What happened to the young doctor, you wonder? Well, he became the official doctor to Ruthorford and its descendants. All except Bill and Teresa, for Bill’s stubbornness and his jealous streak have kept a tenuous peace between the three. They manage to maneuver around the small town, never crossing paths. Not that Dr. Yancy doesn’t get the benefits of the bed and breakfast fine fare. He does, just not on the premises. The other residents of the good town are always availing him of its treats and a bit of gossip, to boot.

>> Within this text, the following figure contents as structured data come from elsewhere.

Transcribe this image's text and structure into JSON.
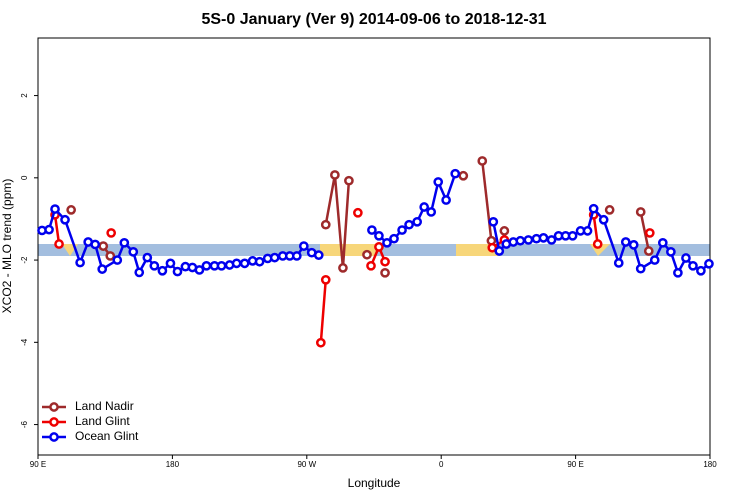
{
  "chart_data": {
    "type": "line",
    "title": "5S-0 January (Ver 9)   2014-09-06 to 2018-12-31",
    "x_label": "Longitude",
    "y_label": "XCO2 - MLO trend (ppm)",
    "xlim": [
      90,
      540
    ],
    "ylim": [
      -6.74,
      3.4
    ],
    "xticks": [
      {
        "value": 90,
        "label": "90 E"
      },
      {
        "value": 180,
        "label": "180"
      },
      {
        "value": 270,
        "label": "90 W"
      },
      {
        "value": 360,
        "label": "0"
      },
      {
        "value": 450,
        "label": "90 E"
      },
      {
        "value": 540,
        "label": "180"
      }
    ],
    "yticks": [
      -6,
      -4,
      -2,
      0,
      2
    ],
    "legend": "bottom-left",
    "series": [
      {
        "name": "Land Nadir",
        "color": "#9e2a2b",
        "x": [
          112.2,
          null,
          133.7,
          138.4,
          null,
          282.7,
          288.8,
          294.2,
          298.2,
          null,
          310.3,
          null,
          322.4,
          null,
          374.8,
          null,
          387.5,
          393.6,
          null,
          402.3,
          null,
          472.8,
          null,
          493.6,
          499.0
        ],
        "values": [
          -0.78,
          null,
          -1.66,
          -1.9,
          null,
          -1.14,
          0.07,
          -2.19,
          -0.07,
          null,
          -1.87,
          null,
          -2.31,
          null,
          0.05,
          null,
          0.41,
          -1.53,
          null,
          -1.29,
          null,
          -0.78,
          null,
          -0.83,
          -1.78
        ]
      },
      {
        "name": "Land Glint",
        "color": "#ee0000",
        "x": [
          101.4,
          104.1,
          null,
          139.0,
          null,
          279.4,
          282.7,
          null,
          304.2,
          null,
          313.0,
          318.3,
          322.4,
          null,
          394.2,
          402.3,
          null,
          462.1,
          464.8,
          null,
          499.7
        ],
        "values": [
          -0.9,
          -1.61,
          null,
          -1.34,
          null,
          -4.01,
          -2.48,
          null,
          -0.85,
          null,
          -2.14,
          -1.68,
          -2.04,
          null,
          -1.7,
          -1.51,
          null,
          -0.9,
          -1.61,
          null,
          -1.34
        ]
      },
      {
        "name": "Ocean Glint",
        "color": "#0000ee",
        "x": [
          92.7,
          97.4,
          101.4,
          108.1,
          118.2,
          123.6,
          128.3,
          133.0,
          143.1,
          147.8,
          153.8,
          157.8,
          163.2,
          167.9,
          173.3,
          178.7,
          183.4,
          188.7,
          193.4,
          198.1,
          202.8,
          208.2,
          212.9,
          218.3,
          223.0,
          228.4,
          233.7,
          238.4,
          243.8,
          248.5,
          253.9,
          258.6,
          263.3,
          268.0,
          273.3,
          278.0,
          null,
          313.6,
          318.3,
          323.7,
          328.4,
          333.8,
          338.5,
          343.9,
          348.6,
          353.3,
          358.0,
          363.3,
          369.4,
          null,
          394.9,
          398.9,
          403.6,
          408.3,
          413.0,
          418.4,
          423.8,
          428.5,
          433.9,
          438.6,
          443.3,
          448.0,
          453.3,
          458.0,
          462.1,
          468.8,
          478.9,
          483.6,
          488.9,
          493.6,
          503.0,
          508.4,
          513.8,
          518.5,
          523.9,
          528.6,
          533.9,
          539.3
        ],
        "values": [
          -1.28,
          -1.26,
          -0.76,
          -1.02,
          -2.06,
          -1.56,
          -1.62,
          -2.22,
          -2.0,
          -1.58,
          -1.8,
          -2.3,
          -1.94,
          -2.14,
          -2.26,
          -2.08,
          -2.28,
          -2.16,
          -2.18,
          -2.24,
          -2.14,
          -2.14,
          -2.14,
          -2.12,
          -2.08,
          -2.08,
          -2.02,
          -2.04,
          -1.96,
          -1.94,
          -1.9,
          -1.9,
          -1.9,
          -1.66,
          -1.82,
          -1.88,
          null,
          -1.27,
          -1.41,
          -1.58,
          -1.48,
          -1.27,
          -1.14,
          -1.07,
          -0.71,
          -0.83,
          -0.1,
          -0.54,
          0.1,
          null,
          -1.07,
          -1.78,
          -1.61,
          -1.56,
          -1.53,
          -1.51,
          -1.48,
          -1.46,
          -1.51,
          -1.41,
          -1.41,
          -1.41,
          -1.29,
          -1.29,
          -0.75,
          -1.02,
          -2.07,
          -1.56,
          -1.63,
          -2.21,
          -2.0,
          -1.58,
          -1.8,
          -2.31,
          -1.95,
          -2.14,
          -2.26,
          -2.09
        ]
      }
    ]
  }
}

And the gossip generally comes from one of the other of the twin sisters, Miss Alice and Miss Grace, who live at the other end of town in their family residence. Outgoing and friendly, the sisters meander all over town, offering advice and samples of their prize winning pies. Neither sister ever married and no one openly asks why. There are hints that a love triangle was involved. However, that’s just speculation. Nobody can remember when the sisters weren’t twittering around Ruthorford. They are as much an institution as Miss Grace’s peach pie.
And, of course, there’s The Shoppe of Spells. The picturesque building is the only building touted to be as old as the Abbott Bed and Breakfast. A bit more Gothic in nature, the shop was built as a home and business for a woman who’d fled the north, having been accused of practicing witchcraft. She named her store The Shoppe of Spells in defiance of the persecution she’d experienced most of her life. In Ruthorford, she soon found that persecution did not exist and her shop flourished, providing lotions, potions, and tinctures of herbal concoctions. Long gone, her story now resides in the annals of Abbott House Foundation, located in Atlanta, which holds all the secrets of Ruthorford.